Four researchers from the Molecular Foundry at the Lawrence Berkeley National Laboratory in Berkeley, Calif. conducted the study, which was published by the journal Nature Chemistry. As explained in the study's abstract, the scientists discovered that if plastics "undergo reversible polymerization," then high-value monomers can be recovered and re-manufactured into new materials. The scientists add that PDK plastic will remain just as strong and valuable after each time it is recycled, unlike traditional plastic. (More on that in a moment.)
According to a press release by the Berkeley Lab News Center, the scientists were running tests on PDK when they discovered how it could be a closed-loop plastic. Researcher Peter Christensen was applying different acids to glass used to make PDK adhesives, when he noticed that the adhesive’s composition had changed back to its original monomers.
The researchers continued running tests on PDK, and they also found out that acid can separate monomers from additives. In traditional plastic recycling, additives cannot be separated from monomers. The scientists continued playing around with PDK, until they discovered that PDK monomers could be remade into polymers that could form completely new plastic materials.
“We’re at a critical point where we need to think about the infrastructure needed to modernize recycling facilities for future waste sorting and processing,” lead researcher Brett Helms said in a statement to Berkeley Lab News Center.
“If these facilities were designed to recycle or upcycle PDK and related plastics, then we would be able to more effectively divert plastic from landfills and the oceans," Helms continued. "This is an exciting time to start thinking about how to design both materials and recycling facilities to enable circular plastics."

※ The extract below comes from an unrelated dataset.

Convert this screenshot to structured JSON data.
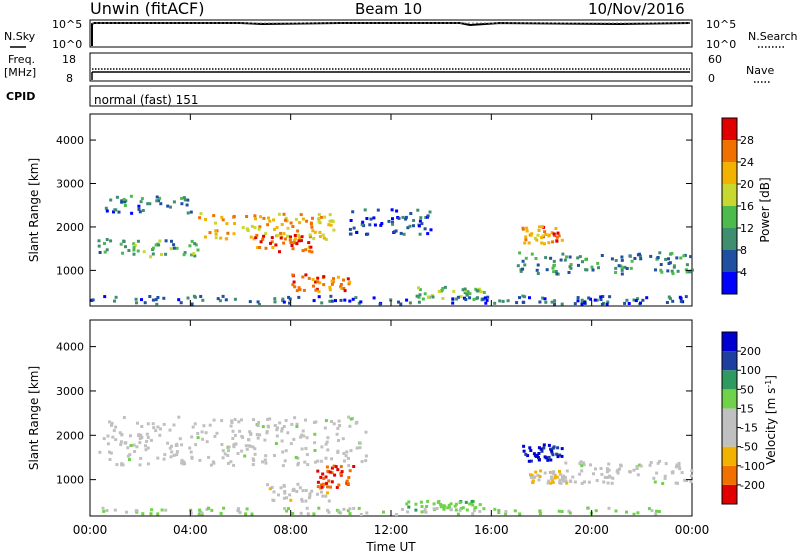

All that being said, why exactly is there a need for plastic and its recycling process to be revamped? Well, unlike aluminum or glass, plastic can only be recycled a finite number of times — usually once or twice, according to Earth911. That's because when plastics are recycled mechanically, the polymer properties degrade and the structure of the plastic gets weaker.
Plus, fillers, dyes, and chemicals added to plastic items make it harder to recycle plastics. After being recycled once or twice, plastic can only be downcycled into things like park benches, polyester fabric, and drainage pipes, according to O.Berk. Those items are not recyclable, and at their end of life, they will go to landfill. Additionally, at the moment, recycled plastic is often more costly than virgin plastic for manufacturers, so there is less of a demand for recycled plastics.
However, PDK could hold the potential to change the way plastic recycling works. It would probably take a while for PDK to replace traditional plastic, and for PDK recycling to replace traditional recycling. But if it ever does, so much plastic could be saved from landfills and oceans.